The effects of sample handling on proteomics assessed by reverse phase protein arrays (RPPA): Functional proteomic profiling in leukemia

Reverse phase protein arrays (RPPA) can assess protein expression and activation states in large numbers of samples (n > 1000) and evidence suggests feasibility in the setting of multi-institution clinical trials. Despite evidence in solid tumors, little is known about protein stability in leukemia. Proteins collected from leukemia cells in blood and bone marrow biopsies must be sufficiently stable for analysis. Using 58 leukemia samples, we initially assessed protein/phospho-protein integrity for the following preanalytical variables: 1) shipping vs local processing, 2) temperature (4 degrees C vs ambient temperature), 3) collection tube type (heparin vs Cell Save (CS) preservation tubes), 4) treatment effect (prevs post-chemotherapy) and 5) transit time. Next, we assessed 1515 samples from the Children's Oncology Group Phase 3 AML clinical trial (AAML1031, NCT01371981) for the effects of transit time and tube type. Protein expression from shipped blood samples was stable if processed in <= 72 h. While protein expression in pre-chemotherapy samples was stable in both heparin and CS tubes, postchemotherapy samples were stable in only CS tubes. RPPA protein extremes is a successful quality control measure to identify and exclude poor quality samples.
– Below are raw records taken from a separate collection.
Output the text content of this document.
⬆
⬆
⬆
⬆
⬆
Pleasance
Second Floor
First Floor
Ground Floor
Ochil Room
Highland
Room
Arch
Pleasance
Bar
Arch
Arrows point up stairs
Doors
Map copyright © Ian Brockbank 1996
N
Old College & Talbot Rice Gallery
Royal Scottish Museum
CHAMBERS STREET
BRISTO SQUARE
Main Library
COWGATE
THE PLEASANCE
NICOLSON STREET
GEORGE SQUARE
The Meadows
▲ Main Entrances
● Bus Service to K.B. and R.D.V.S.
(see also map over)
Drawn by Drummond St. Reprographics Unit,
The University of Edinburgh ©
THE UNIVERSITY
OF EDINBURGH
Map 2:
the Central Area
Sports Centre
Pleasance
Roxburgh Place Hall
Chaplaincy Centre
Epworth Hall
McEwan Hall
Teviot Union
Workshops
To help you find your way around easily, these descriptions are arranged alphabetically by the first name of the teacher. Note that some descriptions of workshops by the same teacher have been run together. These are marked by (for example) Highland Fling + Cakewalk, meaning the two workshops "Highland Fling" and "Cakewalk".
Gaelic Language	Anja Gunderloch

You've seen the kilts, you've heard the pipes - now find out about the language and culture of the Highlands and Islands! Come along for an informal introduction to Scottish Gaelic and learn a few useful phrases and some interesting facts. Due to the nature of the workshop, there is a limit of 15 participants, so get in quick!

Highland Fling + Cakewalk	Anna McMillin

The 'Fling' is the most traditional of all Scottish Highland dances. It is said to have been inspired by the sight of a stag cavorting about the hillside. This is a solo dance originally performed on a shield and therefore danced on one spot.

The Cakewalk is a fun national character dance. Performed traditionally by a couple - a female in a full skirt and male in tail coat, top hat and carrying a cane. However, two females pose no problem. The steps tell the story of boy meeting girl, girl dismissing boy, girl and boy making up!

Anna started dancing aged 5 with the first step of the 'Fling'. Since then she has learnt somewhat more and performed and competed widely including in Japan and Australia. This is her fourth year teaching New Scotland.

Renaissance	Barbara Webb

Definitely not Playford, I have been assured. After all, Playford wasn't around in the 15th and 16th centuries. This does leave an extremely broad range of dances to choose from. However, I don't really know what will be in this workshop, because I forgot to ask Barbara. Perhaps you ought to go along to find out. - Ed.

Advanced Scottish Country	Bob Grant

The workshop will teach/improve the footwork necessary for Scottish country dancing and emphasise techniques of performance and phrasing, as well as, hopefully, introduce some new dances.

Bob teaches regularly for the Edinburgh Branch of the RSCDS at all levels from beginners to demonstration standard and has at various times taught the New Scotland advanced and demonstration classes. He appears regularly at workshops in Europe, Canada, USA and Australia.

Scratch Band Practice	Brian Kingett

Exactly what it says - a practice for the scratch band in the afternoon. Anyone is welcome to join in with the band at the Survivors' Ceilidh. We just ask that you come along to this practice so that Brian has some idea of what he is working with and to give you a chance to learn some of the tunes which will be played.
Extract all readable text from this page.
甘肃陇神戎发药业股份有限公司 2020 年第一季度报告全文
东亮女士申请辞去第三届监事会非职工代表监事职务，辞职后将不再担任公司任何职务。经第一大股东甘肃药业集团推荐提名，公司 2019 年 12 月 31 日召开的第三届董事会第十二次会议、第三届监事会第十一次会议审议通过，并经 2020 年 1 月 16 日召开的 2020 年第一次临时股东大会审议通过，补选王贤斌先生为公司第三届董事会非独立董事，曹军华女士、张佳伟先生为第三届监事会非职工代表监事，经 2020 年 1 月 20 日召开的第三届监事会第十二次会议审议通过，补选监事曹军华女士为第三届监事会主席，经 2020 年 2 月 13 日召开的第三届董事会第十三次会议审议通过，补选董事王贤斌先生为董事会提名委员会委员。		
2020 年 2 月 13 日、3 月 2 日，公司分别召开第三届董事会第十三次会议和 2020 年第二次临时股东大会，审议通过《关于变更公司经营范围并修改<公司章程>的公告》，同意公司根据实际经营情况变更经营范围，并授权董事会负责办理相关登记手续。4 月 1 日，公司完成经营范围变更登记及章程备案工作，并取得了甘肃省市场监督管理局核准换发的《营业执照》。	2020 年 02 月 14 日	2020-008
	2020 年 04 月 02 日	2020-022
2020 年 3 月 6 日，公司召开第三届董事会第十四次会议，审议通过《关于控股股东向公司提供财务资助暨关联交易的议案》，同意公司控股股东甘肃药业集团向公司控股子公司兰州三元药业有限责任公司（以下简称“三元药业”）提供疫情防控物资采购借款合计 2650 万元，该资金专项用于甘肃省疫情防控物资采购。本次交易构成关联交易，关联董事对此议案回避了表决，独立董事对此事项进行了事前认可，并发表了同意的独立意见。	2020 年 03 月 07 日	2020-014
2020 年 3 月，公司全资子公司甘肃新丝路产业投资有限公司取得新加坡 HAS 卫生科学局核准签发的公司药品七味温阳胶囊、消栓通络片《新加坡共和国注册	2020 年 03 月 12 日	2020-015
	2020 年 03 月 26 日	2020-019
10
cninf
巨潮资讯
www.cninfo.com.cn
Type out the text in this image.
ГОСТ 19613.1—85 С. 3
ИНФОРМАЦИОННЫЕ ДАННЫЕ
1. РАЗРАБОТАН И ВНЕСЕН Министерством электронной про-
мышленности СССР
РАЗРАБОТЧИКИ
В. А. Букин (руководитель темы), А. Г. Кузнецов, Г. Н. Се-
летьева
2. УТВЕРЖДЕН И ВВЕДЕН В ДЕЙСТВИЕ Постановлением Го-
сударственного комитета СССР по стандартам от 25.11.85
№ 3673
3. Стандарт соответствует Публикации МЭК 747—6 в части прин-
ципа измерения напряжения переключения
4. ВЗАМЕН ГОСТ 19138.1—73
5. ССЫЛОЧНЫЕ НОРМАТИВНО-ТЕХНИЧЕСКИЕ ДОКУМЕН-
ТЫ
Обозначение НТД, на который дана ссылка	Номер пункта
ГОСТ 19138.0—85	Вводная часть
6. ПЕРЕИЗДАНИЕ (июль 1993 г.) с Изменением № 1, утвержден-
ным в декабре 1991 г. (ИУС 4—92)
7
These data demonstrate that a majority of shipped proteins can be accurately assessed using RPPA. Significance: RPPA can assess protein abundance and activation states in large numbers of samples using small amounts of material, making this method ideal for use in multi-institution clinical trials. However, there is little known about the effect of preanalytical handling variables on protein stability and the integrity of protein concentrations after sample collection and shipping. In this study, we used RPPA to assess preanalytical variables that could potentially affect protein concentrations. We found that the preanalytical variables of shipping, transit time, and temperature had minimal effects on RPPA protein concentration distributions in peripheral blood and bone marrow, demonstrating that these preanalytical variables could be successfully managed in a multi-site clinical trial setting.

Automated summary

Reverse phase protein arrays (RPPA) can accurately assess protein abundance and activation states in a large number of samples, making them ideal for use in multi-institution clinical trials. This study found that most shipped proteins can be accurately assessed using RPPA, with minimal effects from shipping, transit time, and temperature on protein concentration distributions. Managing preanalytical variables effectively could ensure the integrity of protein concentrations in peripheral blood and bone marrow samples in a multi-site clinical trial setting.